Embarking from the ancient myth of Persephone and Demeter which embraces the ongoing interplay between life and death, Stratou’s narrative considers all those ideological parameters that adapt to the habitat of a ruinous contemporary industrial location. The discovery of ancient pottery vessels in the area identified and interpreted by archaeologists as infant burials, fabricates a practice with a powerful symbolism conveying the process of the short-term life cycle and the poignant return to the womb.
This allegorical praxis played a pivotal role in Stratou’s conceptual approach and visual expression; based on a new design evocative of ancient counterparts, she introduced one thousand medium sized pots that were made at a traditional kiln and ceramics workshop in Crete, filled with 100,000 liters of water. Each one of them was carefully dispersed over an area covering 3,000 square metres, encompassing both the outside and inner parts within the derelict factory situated at the Old Oil Mill quarter.
The viewer descends following an almost hidden path flanked by a group of large fig trees and subterranean water tanks. Simultaneously, a sound installation featuring sounds and echoes from the process of making the pots provides an unorthodox and unsettling ambience. The trail leads the way to a tiny gate reminiscent of the cave rim, Persephone once used to return from the kingdom of Hades and the underworld when suddenly the sea of vessels emerges before our eyes. Visitors are free to explore and experience this labyrinth and follow its route throughout the vast space. The activated dialogue between the surrounding environment and Stratou’s installation is omnipresent, the evident tranquility of the water is at a constant juxtaposition with the concrete detritus and the collapsing building parts surrounding it.
There is something eerie and ethereal in the reflection of the sky in the water that blurs the boundaries between the earth and the heavens. The title of the installation Upon the earth and under the clouds is suggestive of what is in store for us. It is borrowed verbatim from the statement that a local character (featured in a documentary by director Philip Koutsaftis) gave as an answer when asked where he lives, eloquently defining the true meaning of home and origin.
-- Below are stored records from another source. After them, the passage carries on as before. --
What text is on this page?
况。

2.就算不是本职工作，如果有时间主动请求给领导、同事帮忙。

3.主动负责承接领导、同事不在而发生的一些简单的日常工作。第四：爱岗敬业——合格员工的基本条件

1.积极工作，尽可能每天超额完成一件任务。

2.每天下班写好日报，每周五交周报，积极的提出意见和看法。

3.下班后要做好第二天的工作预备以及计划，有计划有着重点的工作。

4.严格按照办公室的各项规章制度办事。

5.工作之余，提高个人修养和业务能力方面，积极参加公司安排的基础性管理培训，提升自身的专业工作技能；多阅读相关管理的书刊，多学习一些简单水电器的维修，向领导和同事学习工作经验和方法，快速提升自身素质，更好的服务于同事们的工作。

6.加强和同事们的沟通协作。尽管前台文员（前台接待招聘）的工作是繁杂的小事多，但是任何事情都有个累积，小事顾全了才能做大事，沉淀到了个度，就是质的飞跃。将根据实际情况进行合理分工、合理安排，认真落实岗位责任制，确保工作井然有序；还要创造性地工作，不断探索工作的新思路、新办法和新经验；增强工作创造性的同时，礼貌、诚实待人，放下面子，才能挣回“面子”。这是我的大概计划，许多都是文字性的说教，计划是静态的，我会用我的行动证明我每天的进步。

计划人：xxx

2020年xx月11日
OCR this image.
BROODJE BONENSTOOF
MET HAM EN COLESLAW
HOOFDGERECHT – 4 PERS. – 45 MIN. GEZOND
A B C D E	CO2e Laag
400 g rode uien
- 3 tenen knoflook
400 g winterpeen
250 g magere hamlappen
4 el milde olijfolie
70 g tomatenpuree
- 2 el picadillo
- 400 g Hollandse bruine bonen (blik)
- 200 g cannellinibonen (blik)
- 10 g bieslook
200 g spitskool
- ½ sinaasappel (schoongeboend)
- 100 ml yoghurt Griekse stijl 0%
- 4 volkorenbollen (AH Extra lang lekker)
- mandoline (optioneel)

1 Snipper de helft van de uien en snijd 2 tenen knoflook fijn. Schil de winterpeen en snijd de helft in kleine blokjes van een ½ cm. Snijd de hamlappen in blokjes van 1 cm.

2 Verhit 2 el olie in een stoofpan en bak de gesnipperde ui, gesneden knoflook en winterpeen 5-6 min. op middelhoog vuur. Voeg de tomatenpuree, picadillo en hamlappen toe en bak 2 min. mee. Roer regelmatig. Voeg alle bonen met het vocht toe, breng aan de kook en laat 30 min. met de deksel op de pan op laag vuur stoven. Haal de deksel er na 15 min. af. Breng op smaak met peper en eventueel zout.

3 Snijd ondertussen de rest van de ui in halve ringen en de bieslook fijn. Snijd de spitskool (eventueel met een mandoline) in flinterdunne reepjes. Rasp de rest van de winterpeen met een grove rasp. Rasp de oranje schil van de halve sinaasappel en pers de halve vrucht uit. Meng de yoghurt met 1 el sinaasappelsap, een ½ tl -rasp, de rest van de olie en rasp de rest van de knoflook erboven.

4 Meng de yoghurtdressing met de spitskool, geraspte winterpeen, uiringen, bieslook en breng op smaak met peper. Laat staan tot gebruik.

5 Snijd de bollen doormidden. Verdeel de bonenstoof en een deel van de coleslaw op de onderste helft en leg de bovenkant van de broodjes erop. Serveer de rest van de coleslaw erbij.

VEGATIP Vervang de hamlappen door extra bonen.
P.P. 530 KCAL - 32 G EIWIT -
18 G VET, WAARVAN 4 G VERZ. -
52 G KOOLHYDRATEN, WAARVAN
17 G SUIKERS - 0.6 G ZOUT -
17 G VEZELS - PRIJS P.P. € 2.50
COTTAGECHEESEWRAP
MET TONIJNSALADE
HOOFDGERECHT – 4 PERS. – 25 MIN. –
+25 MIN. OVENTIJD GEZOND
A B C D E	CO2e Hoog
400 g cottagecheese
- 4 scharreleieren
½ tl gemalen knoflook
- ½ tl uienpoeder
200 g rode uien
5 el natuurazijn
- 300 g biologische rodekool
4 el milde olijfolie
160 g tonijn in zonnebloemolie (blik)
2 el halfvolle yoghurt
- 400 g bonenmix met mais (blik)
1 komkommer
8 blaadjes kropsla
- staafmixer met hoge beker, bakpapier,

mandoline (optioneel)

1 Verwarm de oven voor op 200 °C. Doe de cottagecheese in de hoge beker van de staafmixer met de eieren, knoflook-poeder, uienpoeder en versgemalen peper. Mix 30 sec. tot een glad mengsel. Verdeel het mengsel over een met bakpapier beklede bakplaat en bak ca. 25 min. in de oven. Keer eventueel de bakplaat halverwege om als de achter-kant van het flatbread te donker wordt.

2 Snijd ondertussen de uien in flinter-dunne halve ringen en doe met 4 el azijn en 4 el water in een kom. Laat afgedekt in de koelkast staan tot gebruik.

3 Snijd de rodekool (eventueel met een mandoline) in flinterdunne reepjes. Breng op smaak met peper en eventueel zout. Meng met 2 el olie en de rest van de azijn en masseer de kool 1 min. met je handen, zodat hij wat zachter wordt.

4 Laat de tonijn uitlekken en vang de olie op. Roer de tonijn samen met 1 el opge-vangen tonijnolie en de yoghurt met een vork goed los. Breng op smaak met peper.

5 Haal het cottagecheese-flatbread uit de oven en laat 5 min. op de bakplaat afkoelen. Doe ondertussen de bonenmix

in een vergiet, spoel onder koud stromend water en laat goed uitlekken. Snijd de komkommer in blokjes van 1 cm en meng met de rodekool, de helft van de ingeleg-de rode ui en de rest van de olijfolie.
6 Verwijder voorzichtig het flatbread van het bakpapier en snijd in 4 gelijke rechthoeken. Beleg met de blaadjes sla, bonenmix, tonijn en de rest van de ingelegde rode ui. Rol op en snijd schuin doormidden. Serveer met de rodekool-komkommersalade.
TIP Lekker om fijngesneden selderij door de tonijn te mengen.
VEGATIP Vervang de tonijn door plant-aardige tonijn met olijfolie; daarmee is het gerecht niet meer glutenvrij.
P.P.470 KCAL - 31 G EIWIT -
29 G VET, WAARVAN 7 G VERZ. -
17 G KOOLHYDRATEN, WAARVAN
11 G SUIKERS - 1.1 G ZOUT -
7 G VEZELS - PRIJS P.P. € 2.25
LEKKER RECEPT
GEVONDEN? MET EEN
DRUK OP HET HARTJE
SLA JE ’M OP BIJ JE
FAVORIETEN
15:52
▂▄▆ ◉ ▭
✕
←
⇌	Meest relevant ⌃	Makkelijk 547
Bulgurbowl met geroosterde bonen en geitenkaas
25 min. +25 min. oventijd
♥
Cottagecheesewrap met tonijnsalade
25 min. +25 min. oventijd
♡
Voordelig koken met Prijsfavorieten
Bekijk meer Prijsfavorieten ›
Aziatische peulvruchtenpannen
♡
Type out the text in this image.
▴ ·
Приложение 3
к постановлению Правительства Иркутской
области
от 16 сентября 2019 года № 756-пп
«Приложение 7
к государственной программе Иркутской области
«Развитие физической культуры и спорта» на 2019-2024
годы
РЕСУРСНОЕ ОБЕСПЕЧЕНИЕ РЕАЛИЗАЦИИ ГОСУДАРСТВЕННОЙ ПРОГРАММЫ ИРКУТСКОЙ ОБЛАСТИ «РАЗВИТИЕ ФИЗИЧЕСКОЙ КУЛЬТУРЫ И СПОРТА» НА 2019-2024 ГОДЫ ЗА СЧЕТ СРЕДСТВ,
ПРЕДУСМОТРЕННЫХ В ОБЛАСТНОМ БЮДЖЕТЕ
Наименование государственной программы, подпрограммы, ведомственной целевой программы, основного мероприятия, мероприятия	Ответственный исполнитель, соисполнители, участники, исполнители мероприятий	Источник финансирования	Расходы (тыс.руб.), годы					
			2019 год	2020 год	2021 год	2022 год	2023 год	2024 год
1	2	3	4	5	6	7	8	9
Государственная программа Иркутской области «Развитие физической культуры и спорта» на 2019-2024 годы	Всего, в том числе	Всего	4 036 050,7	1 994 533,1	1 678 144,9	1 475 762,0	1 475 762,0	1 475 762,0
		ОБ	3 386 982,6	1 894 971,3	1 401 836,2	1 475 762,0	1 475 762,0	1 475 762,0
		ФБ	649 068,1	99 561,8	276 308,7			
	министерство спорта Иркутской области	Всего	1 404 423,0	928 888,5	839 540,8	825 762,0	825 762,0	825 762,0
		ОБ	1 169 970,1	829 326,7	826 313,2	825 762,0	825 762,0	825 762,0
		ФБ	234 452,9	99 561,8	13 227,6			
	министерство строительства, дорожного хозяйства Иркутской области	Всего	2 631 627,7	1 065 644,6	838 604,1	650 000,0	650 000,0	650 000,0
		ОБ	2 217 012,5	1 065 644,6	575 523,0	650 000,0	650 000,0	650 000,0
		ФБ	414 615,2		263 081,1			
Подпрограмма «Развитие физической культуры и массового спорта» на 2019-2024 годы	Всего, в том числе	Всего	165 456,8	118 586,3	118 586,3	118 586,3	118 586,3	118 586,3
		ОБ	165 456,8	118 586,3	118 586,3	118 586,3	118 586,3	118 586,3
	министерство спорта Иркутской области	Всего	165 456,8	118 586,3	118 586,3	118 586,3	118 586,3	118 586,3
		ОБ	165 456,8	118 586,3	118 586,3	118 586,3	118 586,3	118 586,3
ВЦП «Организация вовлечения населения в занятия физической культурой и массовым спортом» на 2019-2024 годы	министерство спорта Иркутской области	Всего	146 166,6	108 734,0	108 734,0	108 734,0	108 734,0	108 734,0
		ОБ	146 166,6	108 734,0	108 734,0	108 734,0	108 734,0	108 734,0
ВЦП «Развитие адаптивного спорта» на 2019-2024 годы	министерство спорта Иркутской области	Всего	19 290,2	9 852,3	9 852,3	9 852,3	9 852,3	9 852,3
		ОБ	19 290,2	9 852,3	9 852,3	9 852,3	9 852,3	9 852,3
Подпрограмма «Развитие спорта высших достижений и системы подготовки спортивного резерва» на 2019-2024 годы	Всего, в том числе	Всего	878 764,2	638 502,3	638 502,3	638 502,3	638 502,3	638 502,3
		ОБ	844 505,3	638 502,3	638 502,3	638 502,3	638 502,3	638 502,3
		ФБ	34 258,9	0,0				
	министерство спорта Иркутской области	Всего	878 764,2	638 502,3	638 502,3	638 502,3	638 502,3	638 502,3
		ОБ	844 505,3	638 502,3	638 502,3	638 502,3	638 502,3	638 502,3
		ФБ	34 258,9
And this is exactly what Stratou tried to create when she started this project in 2015. Having developed a deep interest in notions embodying spirituality as well as corporeality, she observes the trajectories of human existence as these unfold in real life conditions. The flow of her pots, gently navigates us through various sectors of the building, eventually leading us to the seafront which devises a potent commentary on conceptions around displacement, crossing of boundaries and immigration. Eleusis was one of those places in Greece where a large number of Greek Orthodox Christians from Asia Minor resettled following the exchange of populaces during the Greco-Turkish War of 1919-1922. It is hard to bypass its longstanding memory and reflects the recent influx of a massive number of refugees fleeing Syria and other regions.
Stratou’s installation is a conduit of a thousand constituents harnessing the vibrations of earth and reflecting not only the sky above but also what breathes and exists in-between. Upon the earth and under the clouds maps the human psyche, channeled through its material hypostasis of soil and water. It initiates a poetic declaration of transition and passage, a perpetual esoteric negotiation between mortality and immortality.